I do like the native Windows look far better than the "a bit of Mac on Windows" look. I know that might have been a fond reminder for us Mac folks, but it's just plain annoying for everyone else, and it suggested that Apple merely ported a lot of their own UI code to run on Windows instead of rewriting their code to use native Windows APIs. So the "native look" probably has a lot to do with the speed increases, and will probably mean a lot fewer bugs because the Windows APIs are more mature. Plus if Apple wants to be taken seriously in the Windows world, it really does need to try to make its apps blend in instead of sticking out.
However, it is still evident to me that this is a Windows application written by people not used to writing Windows applications. Just as the Mac has a style guide for how a program should "look like a Mac application", Windows has them too, and this app is close, but not quite. Certain fonts seem just a bit too big (the address bar) and some dialogs just don't look right (the "default browser check"). But these are minor quibbles.

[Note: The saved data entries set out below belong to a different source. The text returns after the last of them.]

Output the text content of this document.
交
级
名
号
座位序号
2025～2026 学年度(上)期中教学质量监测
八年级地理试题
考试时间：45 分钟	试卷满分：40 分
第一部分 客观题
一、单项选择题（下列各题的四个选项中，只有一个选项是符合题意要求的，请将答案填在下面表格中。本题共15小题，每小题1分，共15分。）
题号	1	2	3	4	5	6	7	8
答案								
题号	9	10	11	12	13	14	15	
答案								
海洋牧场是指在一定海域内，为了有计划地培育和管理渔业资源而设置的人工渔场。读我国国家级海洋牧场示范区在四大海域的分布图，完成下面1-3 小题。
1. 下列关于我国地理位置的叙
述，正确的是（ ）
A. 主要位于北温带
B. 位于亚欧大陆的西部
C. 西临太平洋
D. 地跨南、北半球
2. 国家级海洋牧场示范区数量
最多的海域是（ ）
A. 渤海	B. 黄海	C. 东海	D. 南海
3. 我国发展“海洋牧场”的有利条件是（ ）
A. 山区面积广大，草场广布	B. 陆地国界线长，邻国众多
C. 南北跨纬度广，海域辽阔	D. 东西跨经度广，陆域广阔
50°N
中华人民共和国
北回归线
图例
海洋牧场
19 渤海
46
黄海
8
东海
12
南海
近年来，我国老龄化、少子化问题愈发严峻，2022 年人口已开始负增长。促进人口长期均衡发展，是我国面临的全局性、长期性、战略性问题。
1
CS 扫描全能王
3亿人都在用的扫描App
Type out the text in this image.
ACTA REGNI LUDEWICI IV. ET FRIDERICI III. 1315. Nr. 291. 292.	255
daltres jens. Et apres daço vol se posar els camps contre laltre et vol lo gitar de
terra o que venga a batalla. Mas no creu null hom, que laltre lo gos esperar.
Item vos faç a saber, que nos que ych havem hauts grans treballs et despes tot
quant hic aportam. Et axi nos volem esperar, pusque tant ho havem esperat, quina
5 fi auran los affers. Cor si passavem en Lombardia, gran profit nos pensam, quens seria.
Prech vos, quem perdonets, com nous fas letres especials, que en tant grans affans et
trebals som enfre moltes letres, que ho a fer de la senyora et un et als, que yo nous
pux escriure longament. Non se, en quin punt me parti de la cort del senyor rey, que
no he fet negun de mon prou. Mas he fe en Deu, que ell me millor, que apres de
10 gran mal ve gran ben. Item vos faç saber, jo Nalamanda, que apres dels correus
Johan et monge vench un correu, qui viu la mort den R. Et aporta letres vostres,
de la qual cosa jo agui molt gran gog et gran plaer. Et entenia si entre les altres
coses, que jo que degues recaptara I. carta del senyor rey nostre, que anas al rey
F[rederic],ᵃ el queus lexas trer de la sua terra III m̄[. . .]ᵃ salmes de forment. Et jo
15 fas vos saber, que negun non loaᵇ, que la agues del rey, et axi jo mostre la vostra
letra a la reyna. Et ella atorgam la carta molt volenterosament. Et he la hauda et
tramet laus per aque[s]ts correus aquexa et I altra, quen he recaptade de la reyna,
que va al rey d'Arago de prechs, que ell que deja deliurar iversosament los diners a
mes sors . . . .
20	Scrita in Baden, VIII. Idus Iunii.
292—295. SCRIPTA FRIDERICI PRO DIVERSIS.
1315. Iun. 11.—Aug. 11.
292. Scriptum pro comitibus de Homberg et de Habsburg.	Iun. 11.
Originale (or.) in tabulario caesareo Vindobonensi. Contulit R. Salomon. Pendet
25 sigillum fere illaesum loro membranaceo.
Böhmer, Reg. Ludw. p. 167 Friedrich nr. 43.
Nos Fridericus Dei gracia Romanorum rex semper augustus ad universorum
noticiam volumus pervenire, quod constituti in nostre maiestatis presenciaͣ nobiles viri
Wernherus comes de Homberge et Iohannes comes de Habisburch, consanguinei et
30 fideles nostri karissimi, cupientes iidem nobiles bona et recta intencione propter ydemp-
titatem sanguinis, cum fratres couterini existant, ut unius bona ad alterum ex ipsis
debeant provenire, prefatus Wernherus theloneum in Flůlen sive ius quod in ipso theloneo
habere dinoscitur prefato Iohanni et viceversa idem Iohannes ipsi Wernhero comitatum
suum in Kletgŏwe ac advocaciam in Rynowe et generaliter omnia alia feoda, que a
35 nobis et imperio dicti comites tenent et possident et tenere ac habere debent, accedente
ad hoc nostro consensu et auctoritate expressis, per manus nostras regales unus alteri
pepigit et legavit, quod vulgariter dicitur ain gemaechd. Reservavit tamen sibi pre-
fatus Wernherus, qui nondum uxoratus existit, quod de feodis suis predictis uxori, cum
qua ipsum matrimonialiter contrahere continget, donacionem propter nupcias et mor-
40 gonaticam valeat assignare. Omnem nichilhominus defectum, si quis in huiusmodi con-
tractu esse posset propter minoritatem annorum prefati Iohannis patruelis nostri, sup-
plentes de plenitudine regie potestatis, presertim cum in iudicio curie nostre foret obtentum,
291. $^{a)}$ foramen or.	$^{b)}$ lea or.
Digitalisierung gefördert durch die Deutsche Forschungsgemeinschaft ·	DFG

What else? The tabs on top is ridiculous, and I hope there's a way to turn it off. I was very disoriented by the lack of a traditional application menu and took a few seconds to figure out where everything was (but that's not just Apple, everyone in Windows-land seems to like doing this -- Windows Media Player drove me INSANE for the same reasons). I do like that pretty much all the menu settings have been condensed into two drop-downs.
I could not, for the life of me, figure out how to turn on the Top Sites browser, or Cover Flow. I searched and searched, then gave up because I had to get to work. I might be missing something obvious, but a good UI shouldn't let that happen.
Am I the only one that thinks that Apple's apparent philosophy of "Cover Flow on EVERYTHING!" is getting a bit tired? It's almost like Apple's written just one application framework (a list browser with Cover Flow) and is trying to apply it to everything imaginable: the Finder, iTunes, iPhoto, Safari, Front Row...
I will definitely continue experimenting with this on my laptop and looking forward to trying it on my Mac too!